Por Mons. Juan Manuel Mancilla Sánchez, Obispo de Texcoco

“El Espíritu del señor está sobre mí, y me ha enviado a los pobres, a los de corazón quebrantado, a los cautivos, a los prisioneros; año de gracia del Señor”.

Pues mis queridos hermanos sacerdotes, como cada año la Iglesia pone todos sus ojos, su corazón, su alma, su ser en Jesucristo, nuestro Divino Sacerdote, y gracias a Él nosotros entramos en comunión con el Padre por obra del Espíritu Santo, y disfrutamos el misterio de la salvación.

En los últimos tiempos me ha impresionado grandemente, descubrir como la Sagrada Escritura siempre que habla de Dios nuestro Padre, lo muestra ¡sí!, en su trono sagrado, en la majestad inimaginablemente alta de su grandeza y poder, pero inmediatamente los textos sagrados nos aseguran que el Padre Celestial, majestuoso creador, omnipotente, se abaja, mira, convive, con su criatura preferida, el hombre; y casi siempre lo encuentra en el polvo, en el muladar, en la cárcel, en el lecho de enfermo, entre cadenas, angustias, rechazo, necesidades, sufrimientos, ignorancia, pecado, muerte; y Él, se solidariza, se compromete a ayudar, a bendecir, a ese ser humano; y no sé asquea, no se retira, no se avergüenza, incluso se enciende su corazón cuando alguien le maltrata, cuando alguien comete injusticia contra ese ser humano, ignorante, debilitado pecador; y, todo esto, se encarna, se hace real, historia visible, en Jesucristo.

Ya vemos en el texto del Santo Evangelio según San Lucas, como el Señor dice: ‹Yo llevo el Espíritu, El Espíritu del Señor está sobre mí, y ya me voy, me voy donde están los pobres, los cautivos, prisioneros; voy a organizarles un año distinto, un año agradable›; aquí podemos y debemos traducir: que ya la vida sea agradable, que ya la vida sea diferente para ellos; y por eso mis queridos hermanos sacerdotes, ustedes y yo seguimos aprendiendo de Jesucristo, el Ungido de Dios, en su esencia, en su misión; y veremos también como después, los atributos del Espíritu Santo van en la misma línea: Padre Dios, Jesucristo, El Espíritu,

Espíritu Santo Consolador, ¿a quién va a consolar? a los que están tristes; Dios no quiere ver a sus hijos desolados, en lágrimas, en angustia, en soledad; Espíritu Santo Consolador, Espíritu de Fortaleza, el Espíritu del amor, el Espíritu de la sabiduría, y así tenemos, pues como esa Escuela Sagrada del Padre Celestial, y de su Hijo y de su Espíritu, es la que a nosotros nos acoge, es la que a nosotros nos ha abierto un espacio; esa escuela sagrada es la que a nosotros nos integra en la misión única de Dios Nuestro Padre, y de su Mesías, Jesucristo Nuestro Señor.
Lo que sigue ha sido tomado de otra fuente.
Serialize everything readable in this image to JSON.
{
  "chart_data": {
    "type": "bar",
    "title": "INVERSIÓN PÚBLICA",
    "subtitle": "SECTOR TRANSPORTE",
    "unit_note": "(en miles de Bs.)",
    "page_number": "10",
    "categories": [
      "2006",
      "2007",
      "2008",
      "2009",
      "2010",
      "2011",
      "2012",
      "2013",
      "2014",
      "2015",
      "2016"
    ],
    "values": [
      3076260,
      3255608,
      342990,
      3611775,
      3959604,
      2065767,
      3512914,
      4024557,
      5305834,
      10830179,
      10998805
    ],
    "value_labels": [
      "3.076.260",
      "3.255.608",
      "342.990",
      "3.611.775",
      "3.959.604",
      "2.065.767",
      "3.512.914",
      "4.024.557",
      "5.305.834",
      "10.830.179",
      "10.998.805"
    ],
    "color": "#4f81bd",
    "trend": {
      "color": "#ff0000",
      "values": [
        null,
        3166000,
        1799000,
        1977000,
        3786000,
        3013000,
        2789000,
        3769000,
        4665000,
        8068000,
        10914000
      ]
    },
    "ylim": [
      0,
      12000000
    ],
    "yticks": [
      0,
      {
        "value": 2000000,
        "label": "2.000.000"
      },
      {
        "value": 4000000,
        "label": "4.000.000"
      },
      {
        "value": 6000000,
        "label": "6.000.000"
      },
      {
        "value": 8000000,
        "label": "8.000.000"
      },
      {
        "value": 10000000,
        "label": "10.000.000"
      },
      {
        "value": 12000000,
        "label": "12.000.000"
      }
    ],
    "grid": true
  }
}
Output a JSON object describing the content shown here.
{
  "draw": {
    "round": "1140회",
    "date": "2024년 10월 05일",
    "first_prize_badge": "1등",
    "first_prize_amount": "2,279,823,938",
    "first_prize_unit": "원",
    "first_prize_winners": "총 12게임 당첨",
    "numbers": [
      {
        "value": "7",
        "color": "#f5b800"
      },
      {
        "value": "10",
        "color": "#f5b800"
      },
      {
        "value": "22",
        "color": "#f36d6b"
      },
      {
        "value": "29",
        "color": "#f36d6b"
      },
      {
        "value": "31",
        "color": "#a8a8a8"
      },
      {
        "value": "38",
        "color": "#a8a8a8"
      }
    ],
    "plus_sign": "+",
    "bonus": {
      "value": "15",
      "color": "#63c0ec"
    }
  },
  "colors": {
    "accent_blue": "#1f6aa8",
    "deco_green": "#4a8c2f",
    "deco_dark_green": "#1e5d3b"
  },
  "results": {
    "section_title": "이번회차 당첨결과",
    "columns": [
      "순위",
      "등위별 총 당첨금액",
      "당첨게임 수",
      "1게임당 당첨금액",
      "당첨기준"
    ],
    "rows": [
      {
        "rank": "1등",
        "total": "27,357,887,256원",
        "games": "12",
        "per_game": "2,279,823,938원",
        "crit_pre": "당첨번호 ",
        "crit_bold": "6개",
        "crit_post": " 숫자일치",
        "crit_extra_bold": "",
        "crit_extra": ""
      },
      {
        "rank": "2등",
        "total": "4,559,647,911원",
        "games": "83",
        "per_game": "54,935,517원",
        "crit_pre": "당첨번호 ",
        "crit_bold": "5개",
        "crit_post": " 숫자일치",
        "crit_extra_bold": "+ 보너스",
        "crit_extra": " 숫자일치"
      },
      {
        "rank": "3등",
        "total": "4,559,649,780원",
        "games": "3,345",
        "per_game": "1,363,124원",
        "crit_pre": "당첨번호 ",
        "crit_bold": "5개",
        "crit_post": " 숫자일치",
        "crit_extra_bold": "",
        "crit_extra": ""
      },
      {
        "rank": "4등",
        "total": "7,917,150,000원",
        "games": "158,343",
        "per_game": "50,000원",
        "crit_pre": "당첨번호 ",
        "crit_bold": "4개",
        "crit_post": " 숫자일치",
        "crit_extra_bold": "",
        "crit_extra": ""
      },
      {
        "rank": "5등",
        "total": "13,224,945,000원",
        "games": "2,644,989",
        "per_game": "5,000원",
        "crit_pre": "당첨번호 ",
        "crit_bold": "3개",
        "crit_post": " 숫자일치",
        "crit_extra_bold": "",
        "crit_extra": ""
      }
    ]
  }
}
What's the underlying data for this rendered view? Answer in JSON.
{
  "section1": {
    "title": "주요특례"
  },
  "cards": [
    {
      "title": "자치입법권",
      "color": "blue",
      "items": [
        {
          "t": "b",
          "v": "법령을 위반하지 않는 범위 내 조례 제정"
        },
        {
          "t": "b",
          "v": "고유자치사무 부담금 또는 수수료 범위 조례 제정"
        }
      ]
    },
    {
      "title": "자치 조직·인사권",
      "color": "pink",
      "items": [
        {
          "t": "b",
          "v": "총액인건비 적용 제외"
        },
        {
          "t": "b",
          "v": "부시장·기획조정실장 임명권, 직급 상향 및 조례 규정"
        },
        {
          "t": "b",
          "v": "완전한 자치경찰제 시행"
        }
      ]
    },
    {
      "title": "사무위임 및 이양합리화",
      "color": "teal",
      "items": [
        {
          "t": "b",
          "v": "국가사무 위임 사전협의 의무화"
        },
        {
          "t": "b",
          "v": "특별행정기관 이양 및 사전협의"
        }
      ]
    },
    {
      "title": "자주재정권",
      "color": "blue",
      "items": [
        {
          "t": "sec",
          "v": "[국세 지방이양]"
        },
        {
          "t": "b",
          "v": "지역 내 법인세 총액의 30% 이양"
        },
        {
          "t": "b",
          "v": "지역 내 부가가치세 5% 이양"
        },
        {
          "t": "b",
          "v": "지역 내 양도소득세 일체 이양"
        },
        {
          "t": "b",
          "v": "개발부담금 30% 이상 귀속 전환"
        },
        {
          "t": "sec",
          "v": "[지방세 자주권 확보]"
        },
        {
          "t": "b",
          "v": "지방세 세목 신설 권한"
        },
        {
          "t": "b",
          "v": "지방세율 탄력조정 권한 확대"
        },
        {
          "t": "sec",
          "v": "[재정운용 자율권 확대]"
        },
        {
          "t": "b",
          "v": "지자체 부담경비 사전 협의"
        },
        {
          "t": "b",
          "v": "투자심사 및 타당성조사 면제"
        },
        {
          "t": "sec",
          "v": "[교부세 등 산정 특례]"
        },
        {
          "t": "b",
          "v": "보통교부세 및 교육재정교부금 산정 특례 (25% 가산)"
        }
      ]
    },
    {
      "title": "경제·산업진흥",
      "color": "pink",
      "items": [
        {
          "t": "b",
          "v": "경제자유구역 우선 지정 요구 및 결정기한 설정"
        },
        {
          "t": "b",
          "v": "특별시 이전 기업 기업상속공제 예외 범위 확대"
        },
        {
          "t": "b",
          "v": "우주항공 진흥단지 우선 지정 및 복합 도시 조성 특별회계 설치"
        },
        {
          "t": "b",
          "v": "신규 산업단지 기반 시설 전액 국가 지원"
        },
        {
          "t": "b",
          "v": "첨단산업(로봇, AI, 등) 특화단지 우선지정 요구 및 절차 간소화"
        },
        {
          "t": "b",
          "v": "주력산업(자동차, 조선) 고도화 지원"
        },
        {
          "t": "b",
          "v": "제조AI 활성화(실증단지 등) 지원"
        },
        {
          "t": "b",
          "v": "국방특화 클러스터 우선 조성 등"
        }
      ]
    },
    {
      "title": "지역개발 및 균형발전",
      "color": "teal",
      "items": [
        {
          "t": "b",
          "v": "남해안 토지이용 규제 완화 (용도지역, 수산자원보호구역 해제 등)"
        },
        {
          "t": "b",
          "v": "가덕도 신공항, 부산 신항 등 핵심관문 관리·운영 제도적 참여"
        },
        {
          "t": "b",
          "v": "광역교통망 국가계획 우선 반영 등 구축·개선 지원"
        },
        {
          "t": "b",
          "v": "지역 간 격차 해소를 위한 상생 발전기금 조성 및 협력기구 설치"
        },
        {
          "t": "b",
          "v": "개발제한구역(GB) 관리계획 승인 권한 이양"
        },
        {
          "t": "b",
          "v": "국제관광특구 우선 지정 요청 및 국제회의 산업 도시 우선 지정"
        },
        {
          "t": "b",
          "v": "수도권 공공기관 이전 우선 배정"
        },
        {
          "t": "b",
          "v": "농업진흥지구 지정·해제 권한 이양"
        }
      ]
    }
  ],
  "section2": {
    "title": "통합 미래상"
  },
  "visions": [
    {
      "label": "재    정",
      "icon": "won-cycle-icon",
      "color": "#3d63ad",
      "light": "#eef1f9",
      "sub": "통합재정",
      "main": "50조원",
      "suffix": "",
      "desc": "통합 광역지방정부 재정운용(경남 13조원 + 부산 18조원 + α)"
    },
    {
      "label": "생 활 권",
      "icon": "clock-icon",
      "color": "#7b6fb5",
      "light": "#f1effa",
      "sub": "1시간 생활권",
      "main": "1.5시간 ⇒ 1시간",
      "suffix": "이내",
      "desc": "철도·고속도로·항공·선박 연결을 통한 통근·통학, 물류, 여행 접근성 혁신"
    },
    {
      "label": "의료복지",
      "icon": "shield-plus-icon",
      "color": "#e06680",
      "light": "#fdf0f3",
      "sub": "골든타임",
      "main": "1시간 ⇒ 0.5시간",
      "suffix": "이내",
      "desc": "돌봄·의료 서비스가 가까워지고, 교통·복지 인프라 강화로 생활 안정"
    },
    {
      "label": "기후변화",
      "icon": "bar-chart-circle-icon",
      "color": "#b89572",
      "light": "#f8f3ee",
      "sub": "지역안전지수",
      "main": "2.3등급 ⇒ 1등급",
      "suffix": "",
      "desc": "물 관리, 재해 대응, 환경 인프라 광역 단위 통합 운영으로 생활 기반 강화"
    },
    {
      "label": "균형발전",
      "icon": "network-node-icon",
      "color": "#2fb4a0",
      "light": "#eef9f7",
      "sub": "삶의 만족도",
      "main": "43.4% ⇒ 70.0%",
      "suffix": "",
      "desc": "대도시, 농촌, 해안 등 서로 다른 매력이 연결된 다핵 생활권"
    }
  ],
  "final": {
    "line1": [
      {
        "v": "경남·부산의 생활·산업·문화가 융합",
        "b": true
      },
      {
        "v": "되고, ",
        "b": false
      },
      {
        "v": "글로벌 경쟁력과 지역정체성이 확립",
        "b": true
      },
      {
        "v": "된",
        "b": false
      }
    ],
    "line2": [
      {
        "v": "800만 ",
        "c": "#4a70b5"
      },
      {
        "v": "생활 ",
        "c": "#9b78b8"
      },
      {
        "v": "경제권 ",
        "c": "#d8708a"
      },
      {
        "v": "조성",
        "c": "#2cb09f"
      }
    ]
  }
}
Y como es emocionante ver, que deberás el Padre Celestial es el modelo, es el ejemplo indiscutible de Jesús, para que Él haga lo mismo, para que Él se detenga, para que Él busque, para que Él beneficie a todos los que han caído en el sufrimiento, o que están agobiados por la ignorancia, por las debilidades, por el pecado y por la muerte; y el día de hoy, ustedes lo vivieron en su Oficio de Lecturas, ese segundo texto, la segunda lectura, Carta, no, primera lectura, Carta a los Hebreos; en la Carta a los Hebreos hoy, la única característica que resalta el autor de este texto, se refiere a la nota característica de ese sacerdote ungido por Dios, que tiene esta característica: ‘compasivo′; ¡así necesitábamos un sacerdote! ‘compasivo′.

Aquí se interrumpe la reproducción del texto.